Abstract text: Xylella fastidiosa is a xylem-limited Gram-negative bacterium responsible for Olive Quick Decline Syndrome (OQDS), a major threat to olive production. The pathogen colonizes xylem vessels and forms biofilms that disrupt water transport, leading to leaf scorching, desiccation, and eventual tree death in susceptible cultivars1. The integrity and organization of the plant cell wall are central to vascular pathogen interactions, as wall remodelling influences both defence responses and tissue functionality2. Previous studies have shown that resistance to xylem-restricted pathogens is associated with constitutive differences in phenolic content and lignin composition, highlighting the potential contribution of intrinsic cell wall traits to disease outcomes3.

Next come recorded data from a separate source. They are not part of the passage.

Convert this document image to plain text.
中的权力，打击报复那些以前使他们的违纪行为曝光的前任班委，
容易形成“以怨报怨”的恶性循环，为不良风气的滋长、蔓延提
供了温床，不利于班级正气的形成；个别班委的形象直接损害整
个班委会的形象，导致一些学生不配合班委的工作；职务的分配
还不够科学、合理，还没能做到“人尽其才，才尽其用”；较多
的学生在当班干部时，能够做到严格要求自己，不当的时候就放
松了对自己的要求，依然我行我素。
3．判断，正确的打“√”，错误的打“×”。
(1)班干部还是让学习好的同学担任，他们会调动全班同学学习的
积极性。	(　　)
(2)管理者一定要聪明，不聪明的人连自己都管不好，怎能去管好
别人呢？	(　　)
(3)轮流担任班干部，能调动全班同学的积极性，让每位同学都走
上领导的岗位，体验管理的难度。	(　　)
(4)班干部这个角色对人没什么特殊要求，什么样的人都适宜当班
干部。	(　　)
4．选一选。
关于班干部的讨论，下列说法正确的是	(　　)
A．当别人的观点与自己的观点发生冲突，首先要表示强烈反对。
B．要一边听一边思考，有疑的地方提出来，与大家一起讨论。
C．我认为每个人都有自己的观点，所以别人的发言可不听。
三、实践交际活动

To assess whether similar mechanisms operate in the olive–X. fastidiosa pathosystem, we analysed cell wall composition in resistant (‘Favolosa’) and susceptible (‘Arbequina’) cultivars under control and infected conditions. Raman and FTIR spectroscopy were integrated with immunolocalization and ELISA to generate biochemical fingerprints and quantitatively map specific wall epitopes.
Our findings reveal cultivar-dependent and infection-associated differences in cell wall architecture, highlighting the combined contribution of constitutive traits and infection-induced remodelling to olive responses to X. fastidiosa.